Réticente, Juliette finit par acquiescer. Elle demanda à ses amis de l'attendre encore quelques instants pendant que Gabrielle l'amenait dehors pour plus de tranquillité.

- Je suis désolée pour ce que j'ai pu te faire... Tout ce qu'on a vécu, ça me manque et... Tu me manques. Je voudrais qu'on soit amies.

Juliette, déstabilisée par cet élan d'affection, se rétracta face aux dernières paroles de Gabrielle.

- Je ne peux pas être amie avec toi... Ce que tu as fait, c'était trop douloureux à encaisser. Dit-elle visiblement gênée par ses paroles.

Gabrielle eut envie de pleurer. C'était vrai. Elle aurait fait le même choix si ça lui était arrivé. Et pourtant Juliette avait l'air peiné par la réaction de la jeune fille.

- Est-ce qu'on peut au moins en reparler demain ou dans quelques temps ? Quand tu voudras...

- Gabrielle, je ne préfère pas. Visiblement mal à l'aise elle ajouta, j'ai pris ma décision et même si j'ai aimé ce qu'on a vécu, c'est mieux comme ça. Ces derniers mois ont été difficiles pour moi et je ne veux pas risquer de les revivre.

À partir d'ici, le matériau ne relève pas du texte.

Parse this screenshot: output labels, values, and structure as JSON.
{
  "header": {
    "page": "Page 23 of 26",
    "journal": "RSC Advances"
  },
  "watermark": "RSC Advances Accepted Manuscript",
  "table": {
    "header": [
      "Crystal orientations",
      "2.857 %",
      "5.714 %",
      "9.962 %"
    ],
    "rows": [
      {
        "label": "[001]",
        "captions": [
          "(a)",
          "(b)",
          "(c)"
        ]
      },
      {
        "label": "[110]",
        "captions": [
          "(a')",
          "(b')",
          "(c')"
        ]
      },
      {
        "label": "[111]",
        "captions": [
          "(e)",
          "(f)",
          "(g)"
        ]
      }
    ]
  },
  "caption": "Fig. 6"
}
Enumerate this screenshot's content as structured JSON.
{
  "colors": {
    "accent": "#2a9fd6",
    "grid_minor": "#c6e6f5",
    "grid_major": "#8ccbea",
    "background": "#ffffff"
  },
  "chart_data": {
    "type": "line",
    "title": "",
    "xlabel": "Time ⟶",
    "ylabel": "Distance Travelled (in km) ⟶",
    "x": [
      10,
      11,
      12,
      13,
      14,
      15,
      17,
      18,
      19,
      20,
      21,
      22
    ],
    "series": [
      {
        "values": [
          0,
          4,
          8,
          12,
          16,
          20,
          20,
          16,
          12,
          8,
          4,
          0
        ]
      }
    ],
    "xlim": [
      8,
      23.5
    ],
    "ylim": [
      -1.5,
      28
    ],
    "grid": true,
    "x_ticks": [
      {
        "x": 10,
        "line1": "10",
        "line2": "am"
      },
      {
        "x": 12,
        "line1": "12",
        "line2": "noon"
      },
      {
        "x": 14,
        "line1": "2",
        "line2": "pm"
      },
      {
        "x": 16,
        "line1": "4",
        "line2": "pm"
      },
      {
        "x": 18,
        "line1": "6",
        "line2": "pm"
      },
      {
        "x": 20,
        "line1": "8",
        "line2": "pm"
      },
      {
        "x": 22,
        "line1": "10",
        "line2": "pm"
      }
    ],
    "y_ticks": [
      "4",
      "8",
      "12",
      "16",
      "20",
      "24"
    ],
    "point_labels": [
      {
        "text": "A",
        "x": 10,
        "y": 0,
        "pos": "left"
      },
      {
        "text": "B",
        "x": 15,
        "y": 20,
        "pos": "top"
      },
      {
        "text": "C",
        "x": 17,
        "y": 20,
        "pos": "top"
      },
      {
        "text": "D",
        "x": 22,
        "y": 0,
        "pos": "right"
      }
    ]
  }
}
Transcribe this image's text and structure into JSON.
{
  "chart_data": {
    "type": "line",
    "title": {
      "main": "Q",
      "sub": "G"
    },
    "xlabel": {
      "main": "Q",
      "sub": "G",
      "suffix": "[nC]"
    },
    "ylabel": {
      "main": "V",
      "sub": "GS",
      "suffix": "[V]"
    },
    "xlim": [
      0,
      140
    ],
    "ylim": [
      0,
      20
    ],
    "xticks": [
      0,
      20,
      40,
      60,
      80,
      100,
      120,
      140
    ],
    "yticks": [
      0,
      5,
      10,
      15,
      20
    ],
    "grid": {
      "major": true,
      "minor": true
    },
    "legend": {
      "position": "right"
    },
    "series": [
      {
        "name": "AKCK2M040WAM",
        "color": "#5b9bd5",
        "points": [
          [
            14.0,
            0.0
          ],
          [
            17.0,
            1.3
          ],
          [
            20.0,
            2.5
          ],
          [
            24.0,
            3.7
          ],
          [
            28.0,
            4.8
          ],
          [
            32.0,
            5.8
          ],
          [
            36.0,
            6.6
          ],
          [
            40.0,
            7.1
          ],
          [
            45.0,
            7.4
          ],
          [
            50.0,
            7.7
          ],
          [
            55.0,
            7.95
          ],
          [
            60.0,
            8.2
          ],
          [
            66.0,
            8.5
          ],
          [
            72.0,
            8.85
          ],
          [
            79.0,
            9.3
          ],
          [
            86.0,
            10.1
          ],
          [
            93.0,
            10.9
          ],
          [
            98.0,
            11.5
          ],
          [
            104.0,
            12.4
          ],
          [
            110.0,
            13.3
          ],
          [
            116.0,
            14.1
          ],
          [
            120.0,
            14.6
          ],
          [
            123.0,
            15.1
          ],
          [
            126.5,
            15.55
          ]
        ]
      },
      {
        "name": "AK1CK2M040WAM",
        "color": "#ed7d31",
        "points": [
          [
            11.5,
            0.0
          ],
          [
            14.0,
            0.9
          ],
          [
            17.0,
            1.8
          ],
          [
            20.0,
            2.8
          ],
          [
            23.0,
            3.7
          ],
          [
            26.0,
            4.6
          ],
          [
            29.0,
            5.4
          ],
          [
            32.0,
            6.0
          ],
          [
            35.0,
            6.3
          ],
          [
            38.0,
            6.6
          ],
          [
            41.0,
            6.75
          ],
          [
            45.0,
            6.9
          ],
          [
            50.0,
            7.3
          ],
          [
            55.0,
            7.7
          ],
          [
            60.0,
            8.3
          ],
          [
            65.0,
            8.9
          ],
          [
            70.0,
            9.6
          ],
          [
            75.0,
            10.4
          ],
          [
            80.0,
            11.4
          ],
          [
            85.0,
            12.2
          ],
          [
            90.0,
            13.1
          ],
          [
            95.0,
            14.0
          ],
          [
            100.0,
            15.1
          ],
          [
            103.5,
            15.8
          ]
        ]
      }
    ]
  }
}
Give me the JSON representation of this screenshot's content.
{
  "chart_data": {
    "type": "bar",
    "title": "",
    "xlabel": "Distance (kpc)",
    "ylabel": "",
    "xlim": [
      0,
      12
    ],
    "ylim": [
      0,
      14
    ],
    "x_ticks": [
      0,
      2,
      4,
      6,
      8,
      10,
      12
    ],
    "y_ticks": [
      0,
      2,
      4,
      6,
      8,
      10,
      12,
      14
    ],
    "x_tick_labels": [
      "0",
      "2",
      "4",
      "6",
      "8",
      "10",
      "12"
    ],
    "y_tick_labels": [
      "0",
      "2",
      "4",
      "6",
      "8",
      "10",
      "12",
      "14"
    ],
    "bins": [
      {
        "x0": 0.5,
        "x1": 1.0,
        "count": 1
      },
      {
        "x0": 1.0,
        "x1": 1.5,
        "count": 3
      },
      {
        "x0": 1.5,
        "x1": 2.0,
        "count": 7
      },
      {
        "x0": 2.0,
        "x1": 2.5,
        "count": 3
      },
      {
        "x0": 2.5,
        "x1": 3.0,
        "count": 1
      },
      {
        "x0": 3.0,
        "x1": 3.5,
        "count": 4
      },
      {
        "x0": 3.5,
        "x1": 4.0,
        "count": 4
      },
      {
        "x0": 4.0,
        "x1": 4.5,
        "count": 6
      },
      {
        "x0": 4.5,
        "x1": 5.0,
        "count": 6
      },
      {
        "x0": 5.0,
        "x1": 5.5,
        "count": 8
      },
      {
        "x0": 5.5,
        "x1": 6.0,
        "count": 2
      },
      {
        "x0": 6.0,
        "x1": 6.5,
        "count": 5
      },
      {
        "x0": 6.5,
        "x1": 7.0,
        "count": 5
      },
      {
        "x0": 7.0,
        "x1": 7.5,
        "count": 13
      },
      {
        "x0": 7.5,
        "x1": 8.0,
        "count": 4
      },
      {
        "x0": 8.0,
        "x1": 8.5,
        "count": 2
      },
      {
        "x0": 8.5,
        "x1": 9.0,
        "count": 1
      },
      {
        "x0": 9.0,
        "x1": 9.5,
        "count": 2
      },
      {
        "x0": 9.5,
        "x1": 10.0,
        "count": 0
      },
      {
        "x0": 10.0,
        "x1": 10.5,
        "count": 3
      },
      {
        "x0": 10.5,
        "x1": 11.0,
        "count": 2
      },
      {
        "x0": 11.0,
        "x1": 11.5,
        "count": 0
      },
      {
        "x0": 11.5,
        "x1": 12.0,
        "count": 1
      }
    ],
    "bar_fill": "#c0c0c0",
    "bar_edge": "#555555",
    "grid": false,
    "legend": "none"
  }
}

La jeune fille ne sut quoi répondre, elle avait les larmes aux yeux pendant qu'elles se faisaient la bise. Puis elle fonça en direction du bar après qu'elle soit partie. Gabrielle était en colère contre elle-même et puis contre Juliette qui la rejetait après qu'elle lui a montré sa vulnérabilité. Même durant ce court échange, elle avait ressenti la distance colossale qui s'était installée entre elles-deux alors qu'elles partageaient tout il y a quelques mois. Elle en avait assez de ces souffrances et décida de les noyer dans l'alcool. Le monde diminuait, ses amis aussi avaient fini par partir tandis qu'elle en redemandait pour tenter d'oublier son mal-être.

- Continue comme ça et tu vas terminer la réserve. Intervint une voix féminine derrière son dos.

Gabrielle se retourna un peu trop brusquement et trébucha lamentablement sur un obstacle imaginaire. Elle se releva avec l'aide de la fille et une fois debout dévisagea cette dernière un long moment. Elle avait déjà vu cette personne. Soudain son visage s'éclaira.

- Mais c'est ma cambrioleuse ! Dit-elle hilare avant de boire cul-sec son dernier verre.